ATA/155/2026 du 10.02.2026 sur JTAPI/1069/2025 ( PE ) , REJETE

En fait
En droit
RÉPUBLIQUE ET CANTON DE GENÈVE

 

POUVOIR JUDICIAIRE

A/487/2025-PE ATA/155/2026

COUR DE JUSTICE

Chambre administrative

Arrêt du 10 février 2026

2ème section

 

dans la cause

 

A______ recourant

contre

OFFICE CANTONAL DE LA POPULATION ET DES MIGRATIONS intimé

_________


Recours contre le jugement du Tribunal administratif de première instance du 8 octobre 2025 (JTAPI/1069/2025)


EN FAIT

A. a. A______, né le ______ 1968, est ressortissant d’Égypte.

b. Il est arrivé en Suisse le 28 octobre 2005 et a été mis au bénéfice d’une autorisation de séjour à la suite de son mariage le 6 décembre 2005.

c. Le 3 septembre 2010, les époux se sont séparés et le 19 octobre 2012, leur divorce a été prononcé.

d. Par décision du 29 décembre 2011, confirmée par le Tribunal administratif fédéral le 28 juillet 2014, puis par le Tribunal fédéral le 23 janvier 2015, le Secrétariat d’État aux migrations (ci-après : SEM) a refusé d’approuver la prolongation de l’autorisation de séjour d’A______ et a prononcé son renvoi de Suisse.

e. Depuis le mois d’août 2014, l’intéressé bénéficie d’une rente de l’assurance-invalidité, laquelle est complétée par des prestations d’aide sociale.

f. Le 14 juin 2017, à la suite de la demande de reconsidération déposée le 16 mars 2016, le SEM a prononcé son admission provisoire pour une durée initiale de douze mois, l’exécution de la mesure de renvoi ne pouvant être raisonnablement exigée en raison de son état de santé.
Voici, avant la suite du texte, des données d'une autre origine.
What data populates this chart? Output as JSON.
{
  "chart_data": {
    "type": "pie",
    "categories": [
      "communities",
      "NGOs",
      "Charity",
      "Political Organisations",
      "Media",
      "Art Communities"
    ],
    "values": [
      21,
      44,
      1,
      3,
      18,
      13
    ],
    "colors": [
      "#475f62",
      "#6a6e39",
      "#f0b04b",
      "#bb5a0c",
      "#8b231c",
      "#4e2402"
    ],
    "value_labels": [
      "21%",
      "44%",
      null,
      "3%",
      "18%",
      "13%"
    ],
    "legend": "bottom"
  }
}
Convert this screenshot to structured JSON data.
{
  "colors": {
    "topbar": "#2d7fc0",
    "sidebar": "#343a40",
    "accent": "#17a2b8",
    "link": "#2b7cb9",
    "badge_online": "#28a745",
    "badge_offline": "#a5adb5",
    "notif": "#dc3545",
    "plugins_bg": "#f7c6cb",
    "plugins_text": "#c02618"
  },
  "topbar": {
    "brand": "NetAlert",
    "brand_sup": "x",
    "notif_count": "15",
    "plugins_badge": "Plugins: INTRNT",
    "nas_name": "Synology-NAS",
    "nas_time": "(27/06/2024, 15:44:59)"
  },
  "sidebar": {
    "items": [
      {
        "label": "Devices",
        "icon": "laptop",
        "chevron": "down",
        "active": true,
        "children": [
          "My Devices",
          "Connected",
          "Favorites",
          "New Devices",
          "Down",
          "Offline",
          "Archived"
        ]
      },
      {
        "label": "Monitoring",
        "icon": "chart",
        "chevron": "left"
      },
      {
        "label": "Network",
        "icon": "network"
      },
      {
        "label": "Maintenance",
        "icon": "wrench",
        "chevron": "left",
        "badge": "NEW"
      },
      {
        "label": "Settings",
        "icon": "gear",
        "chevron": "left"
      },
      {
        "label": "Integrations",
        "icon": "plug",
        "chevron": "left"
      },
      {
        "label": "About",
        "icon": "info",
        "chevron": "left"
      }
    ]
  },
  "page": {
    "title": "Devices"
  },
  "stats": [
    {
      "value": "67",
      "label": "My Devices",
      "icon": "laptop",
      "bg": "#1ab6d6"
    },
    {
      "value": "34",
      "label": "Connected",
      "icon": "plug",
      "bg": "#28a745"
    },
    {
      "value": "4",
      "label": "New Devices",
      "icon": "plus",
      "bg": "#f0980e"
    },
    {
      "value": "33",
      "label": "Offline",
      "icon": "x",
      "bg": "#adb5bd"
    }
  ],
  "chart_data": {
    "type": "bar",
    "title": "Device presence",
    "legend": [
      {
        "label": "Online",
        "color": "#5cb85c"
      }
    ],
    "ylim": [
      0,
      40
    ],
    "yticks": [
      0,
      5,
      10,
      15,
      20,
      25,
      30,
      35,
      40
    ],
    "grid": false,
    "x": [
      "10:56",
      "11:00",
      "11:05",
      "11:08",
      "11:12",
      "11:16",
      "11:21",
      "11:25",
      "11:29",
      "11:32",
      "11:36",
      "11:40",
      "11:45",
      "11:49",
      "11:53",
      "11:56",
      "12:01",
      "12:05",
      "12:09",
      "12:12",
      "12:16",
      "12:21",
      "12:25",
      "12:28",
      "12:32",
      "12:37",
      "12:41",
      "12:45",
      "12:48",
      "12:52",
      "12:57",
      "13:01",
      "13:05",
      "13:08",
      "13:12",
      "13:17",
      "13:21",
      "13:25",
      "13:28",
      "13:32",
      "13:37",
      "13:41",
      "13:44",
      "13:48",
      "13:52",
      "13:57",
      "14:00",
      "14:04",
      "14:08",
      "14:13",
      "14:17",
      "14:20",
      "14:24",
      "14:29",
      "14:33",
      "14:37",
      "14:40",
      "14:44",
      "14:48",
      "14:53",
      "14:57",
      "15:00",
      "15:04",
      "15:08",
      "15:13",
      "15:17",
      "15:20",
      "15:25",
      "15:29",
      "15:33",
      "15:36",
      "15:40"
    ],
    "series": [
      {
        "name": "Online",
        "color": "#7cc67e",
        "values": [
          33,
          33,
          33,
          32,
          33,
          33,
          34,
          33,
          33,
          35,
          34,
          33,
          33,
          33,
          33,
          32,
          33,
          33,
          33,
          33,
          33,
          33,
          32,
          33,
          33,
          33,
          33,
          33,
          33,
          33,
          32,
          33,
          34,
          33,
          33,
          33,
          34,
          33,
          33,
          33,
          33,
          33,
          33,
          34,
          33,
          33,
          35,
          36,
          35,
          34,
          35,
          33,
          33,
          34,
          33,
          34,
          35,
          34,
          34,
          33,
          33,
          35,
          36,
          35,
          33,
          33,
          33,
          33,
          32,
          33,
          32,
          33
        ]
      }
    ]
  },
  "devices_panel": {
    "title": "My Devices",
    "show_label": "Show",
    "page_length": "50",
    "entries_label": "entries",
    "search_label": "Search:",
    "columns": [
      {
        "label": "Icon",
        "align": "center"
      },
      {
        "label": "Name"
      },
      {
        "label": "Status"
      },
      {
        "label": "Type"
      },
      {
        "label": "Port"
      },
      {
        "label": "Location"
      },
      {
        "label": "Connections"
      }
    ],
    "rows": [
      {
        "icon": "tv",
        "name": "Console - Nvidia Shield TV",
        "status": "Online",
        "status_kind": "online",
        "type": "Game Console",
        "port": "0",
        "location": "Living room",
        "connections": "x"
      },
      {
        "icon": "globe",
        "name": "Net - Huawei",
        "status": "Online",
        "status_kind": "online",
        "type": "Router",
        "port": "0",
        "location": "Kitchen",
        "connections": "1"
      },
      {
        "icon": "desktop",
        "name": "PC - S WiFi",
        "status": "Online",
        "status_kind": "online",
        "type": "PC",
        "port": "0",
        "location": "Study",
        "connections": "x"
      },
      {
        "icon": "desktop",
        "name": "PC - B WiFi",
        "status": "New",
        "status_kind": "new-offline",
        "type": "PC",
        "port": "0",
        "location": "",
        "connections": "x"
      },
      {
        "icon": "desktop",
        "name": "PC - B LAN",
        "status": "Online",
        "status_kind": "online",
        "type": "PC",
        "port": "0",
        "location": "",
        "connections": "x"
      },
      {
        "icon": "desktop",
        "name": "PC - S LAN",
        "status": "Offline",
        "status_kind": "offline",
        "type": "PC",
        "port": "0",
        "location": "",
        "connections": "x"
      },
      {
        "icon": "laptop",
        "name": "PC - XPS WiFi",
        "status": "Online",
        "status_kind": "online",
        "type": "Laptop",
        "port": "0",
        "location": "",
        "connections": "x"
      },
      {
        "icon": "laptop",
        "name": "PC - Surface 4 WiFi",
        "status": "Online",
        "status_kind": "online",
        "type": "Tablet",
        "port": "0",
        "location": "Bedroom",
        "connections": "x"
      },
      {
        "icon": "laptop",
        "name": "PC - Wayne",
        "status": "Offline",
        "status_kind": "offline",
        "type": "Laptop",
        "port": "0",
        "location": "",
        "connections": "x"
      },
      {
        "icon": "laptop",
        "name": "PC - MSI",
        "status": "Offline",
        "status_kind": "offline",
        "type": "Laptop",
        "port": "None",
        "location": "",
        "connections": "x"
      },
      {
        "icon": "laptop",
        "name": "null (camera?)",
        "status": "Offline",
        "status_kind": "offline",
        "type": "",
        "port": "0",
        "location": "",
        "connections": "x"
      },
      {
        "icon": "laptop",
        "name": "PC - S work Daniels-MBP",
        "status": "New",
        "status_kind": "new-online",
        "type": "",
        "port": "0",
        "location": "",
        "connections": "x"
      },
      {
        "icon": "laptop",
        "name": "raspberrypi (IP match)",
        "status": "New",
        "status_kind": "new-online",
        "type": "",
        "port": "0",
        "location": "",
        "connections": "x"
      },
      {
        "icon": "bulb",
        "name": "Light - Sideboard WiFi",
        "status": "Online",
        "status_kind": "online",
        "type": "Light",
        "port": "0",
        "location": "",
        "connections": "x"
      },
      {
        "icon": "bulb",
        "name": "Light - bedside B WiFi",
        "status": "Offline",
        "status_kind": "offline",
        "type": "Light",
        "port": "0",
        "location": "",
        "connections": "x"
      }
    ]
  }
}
g. Le 22 mai 2018, A______ a été reconnu coupable par le Tribunal de police de Genève de faux dans les certificats étrangers pour avoir présenté un passeport falsifié.

h. Par ordonnance pénale du 25 août 2024, il a été reconnu coupable par le Ministère public de Genève de vol et de violation de domicile pour ne pas avoir respecté une interdiction d’entrée dans un magasin.

i. Au mois de novembre 2024, A______ a obtenu un nouveau passeport, un visa de retour afin de se rendre en Égypte lui ayant été octroyé dans ce but.

j. Par requête du 22 novembre 2024, il a déposé auprès de l’OCPM une demande de transformation d’admission provisoire en autorisation de séjour régulière.

k. Selon un relevé de l’Office des poursuites du 25 novembre 2024, il fait l’objet de poursuites en cours pour un montant total de CHF 4'754.70 et d’actes de défaut de biens pour un montant total de CHF 10'554.25.

l. Par décision du 13 janvier 2025, l’OCPM a refusé la demande de transformation de l’admission provisoire en autorisation de séjour, les critères d’octroi n’étant pas remplis.

Il avait eu à faire à la justice à plusieurs reprises, notamment courant 2024. Cette dernière condamnation faisait l’objet d’un délai d’épreuve jusqu’au 25 août 2027 et il avait des poursuites.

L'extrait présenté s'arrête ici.